I think for the official Julia binaries, BinaryBuilder is great here. The question is if the prefix should be inside the package directory, or if it should be a single prefix per environment for example? The advantage of a single prefix is that it simplifies configuration of binary packages that depend on each other, and on Windows this dir could be added to the path so the dlls of dependencies do not have to be loaded manually by the package. The downside is that there might be conflicts…


#13

The rough plan is to not have a prefix at all (and have the julia dynamic library loader resolve the dependencies appropriately) or have a single prefix per environment that installs the correct versions of things, in order to make sure that a MANIFEST is always reproducible.


#14

The package manager. Basically, I am advocating against language-specific package managers and to only rely on language agnostic ones, that can package Qt, Boost as well as Julia. You may implement that in Julia, or use e.g. conda, and ship a self contained distribution.


#15

If a built (Julia or anything) package can be a number of assets placed under directories of an installation prefix, Julia does not need “its own”, it may be used to implement one, but any other would do the same job as well.


#16

That’s a fair position, but we have reproducibility and usability goals in the julia package manager that are not met by other systems. In particular, having a system that only allows one set of versions, by distribution versioning is insufficient for MANIFEST reproducability. That said though, the jula package manager is not really julia-specific, and you’re welcome to use it as your language agnostic package manager.


#17

It is probably still Julia specific in that it does not follow the prefix installation pre-supposed by most others. Also, there are lots of assumptions baked into Pkg (packages are git repositories, etc…)
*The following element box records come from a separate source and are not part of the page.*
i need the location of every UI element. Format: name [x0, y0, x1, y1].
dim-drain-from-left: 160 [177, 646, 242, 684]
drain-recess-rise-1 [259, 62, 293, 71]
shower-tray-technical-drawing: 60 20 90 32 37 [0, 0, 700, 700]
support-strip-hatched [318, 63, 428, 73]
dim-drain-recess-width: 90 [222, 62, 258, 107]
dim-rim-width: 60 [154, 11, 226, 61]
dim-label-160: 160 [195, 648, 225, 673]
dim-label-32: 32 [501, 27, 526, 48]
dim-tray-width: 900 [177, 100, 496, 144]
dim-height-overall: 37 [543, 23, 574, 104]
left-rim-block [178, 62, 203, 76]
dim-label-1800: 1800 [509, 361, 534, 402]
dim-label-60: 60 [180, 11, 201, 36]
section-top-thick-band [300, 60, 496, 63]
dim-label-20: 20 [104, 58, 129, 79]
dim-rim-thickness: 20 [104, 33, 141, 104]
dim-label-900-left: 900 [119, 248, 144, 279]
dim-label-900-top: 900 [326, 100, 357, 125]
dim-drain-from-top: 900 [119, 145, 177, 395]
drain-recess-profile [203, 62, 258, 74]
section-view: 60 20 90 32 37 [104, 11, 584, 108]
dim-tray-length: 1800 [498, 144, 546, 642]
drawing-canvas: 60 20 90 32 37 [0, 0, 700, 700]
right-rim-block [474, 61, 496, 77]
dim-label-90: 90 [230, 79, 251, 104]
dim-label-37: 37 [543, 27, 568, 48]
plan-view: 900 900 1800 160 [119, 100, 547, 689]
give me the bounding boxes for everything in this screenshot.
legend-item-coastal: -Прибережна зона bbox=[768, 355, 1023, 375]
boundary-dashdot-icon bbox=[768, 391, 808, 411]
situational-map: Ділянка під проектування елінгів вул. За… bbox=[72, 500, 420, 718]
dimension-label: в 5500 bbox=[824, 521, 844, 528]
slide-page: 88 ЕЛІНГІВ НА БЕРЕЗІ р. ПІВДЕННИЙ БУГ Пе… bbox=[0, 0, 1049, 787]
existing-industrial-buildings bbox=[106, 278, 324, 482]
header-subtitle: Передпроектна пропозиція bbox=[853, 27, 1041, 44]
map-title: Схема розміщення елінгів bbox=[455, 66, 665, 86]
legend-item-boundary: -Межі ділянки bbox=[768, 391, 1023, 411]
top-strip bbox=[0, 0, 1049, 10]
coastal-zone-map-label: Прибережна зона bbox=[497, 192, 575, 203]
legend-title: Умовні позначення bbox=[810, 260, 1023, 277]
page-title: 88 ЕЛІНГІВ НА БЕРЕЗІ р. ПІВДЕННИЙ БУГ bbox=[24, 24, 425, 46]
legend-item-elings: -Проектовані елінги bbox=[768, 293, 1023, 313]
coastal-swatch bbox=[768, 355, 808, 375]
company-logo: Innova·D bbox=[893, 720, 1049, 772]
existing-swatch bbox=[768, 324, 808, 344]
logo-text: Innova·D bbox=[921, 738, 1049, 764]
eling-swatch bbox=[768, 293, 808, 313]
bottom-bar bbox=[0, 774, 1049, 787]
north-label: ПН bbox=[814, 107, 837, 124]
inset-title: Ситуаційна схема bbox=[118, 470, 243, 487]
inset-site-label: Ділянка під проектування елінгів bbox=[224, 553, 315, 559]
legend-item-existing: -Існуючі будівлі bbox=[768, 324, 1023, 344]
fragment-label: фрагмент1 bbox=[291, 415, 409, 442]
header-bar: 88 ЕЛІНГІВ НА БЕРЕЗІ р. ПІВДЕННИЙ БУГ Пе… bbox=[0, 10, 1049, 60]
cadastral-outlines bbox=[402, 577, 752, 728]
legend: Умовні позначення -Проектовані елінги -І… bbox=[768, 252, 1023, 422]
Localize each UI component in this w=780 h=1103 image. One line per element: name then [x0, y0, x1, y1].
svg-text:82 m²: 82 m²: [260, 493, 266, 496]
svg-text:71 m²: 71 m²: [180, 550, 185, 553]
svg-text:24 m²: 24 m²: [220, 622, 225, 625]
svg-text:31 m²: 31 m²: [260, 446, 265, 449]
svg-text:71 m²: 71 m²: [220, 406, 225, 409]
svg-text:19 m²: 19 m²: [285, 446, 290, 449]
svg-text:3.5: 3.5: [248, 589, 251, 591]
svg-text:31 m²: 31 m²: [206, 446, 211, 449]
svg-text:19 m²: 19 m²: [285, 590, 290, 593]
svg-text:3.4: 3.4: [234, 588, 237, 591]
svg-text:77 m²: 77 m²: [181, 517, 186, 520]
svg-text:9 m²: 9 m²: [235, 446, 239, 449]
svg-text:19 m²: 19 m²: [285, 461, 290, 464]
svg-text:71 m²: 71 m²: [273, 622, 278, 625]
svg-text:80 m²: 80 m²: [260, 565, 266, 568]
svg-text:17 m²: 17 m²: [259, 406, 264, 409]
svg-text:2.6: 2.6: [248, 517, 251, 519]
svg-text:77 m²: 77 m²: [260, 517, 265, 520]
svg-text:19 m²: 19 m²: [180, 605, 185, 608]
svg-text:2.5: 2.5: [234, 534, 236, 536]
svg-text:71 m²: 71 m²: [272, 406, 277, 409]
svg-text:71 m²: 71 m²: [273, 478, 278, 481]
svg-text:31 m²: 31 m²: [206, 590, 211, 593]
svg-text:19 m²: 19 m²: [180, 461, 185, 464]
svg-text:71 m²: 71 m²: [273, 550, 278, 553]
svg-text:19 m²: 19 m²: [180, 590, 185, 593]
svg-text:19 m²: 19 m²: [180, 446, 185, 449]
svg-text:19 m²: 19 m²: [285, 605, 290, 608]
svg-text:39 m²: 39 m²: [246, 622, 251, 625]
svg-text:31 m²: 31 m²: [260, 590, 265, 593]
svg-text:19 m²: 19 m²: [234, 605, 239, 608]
Having language-specific package managers makes things more siloed, and also hurt sustainability because it puts the burden of maintaining builds on the language communities alone.


#18

I wanted to point at the conda-forge initiative, which has nearly 5000 packages community-maintained by hundreds of package maintainers, and not only python, but R, ruby, etc…

If there was a pure Julia client to conda channels, that would probably be a much more scalable thing to adopt, and much closer to the model of linux distributions.


#19

What about setting the Julia package dir? I work on different HPC environments with Julia and I am also administrator on one of them. I create a setenv-script which sets the appropriate paths and the user can start off with the group-installation. If anyone wants to manage their own packages, they can simply set their $JULIA_PKGDIR environment variable and they have a “fresh install”.

This is btw. much cleaner than a central Python installation (pyenv, conda, virtualenvs, etc. we tried different approaches, but users have to take care of everything if they want their own packages managed)…


#20

So you’re advocating that we adopt conda-forge, and don’t support any other package manager (e.g. the HPC center use case suggested above)? If you’re not advocating that we only adopt conda-forge, then we’re back to the exact same situation, where we somehow need to identify what each library is called in each package manager and where to find it. There’s a separate discussion on conda-forge vs BinaryBuilder, which we can certainly have, but it’s some tangential to this discussion.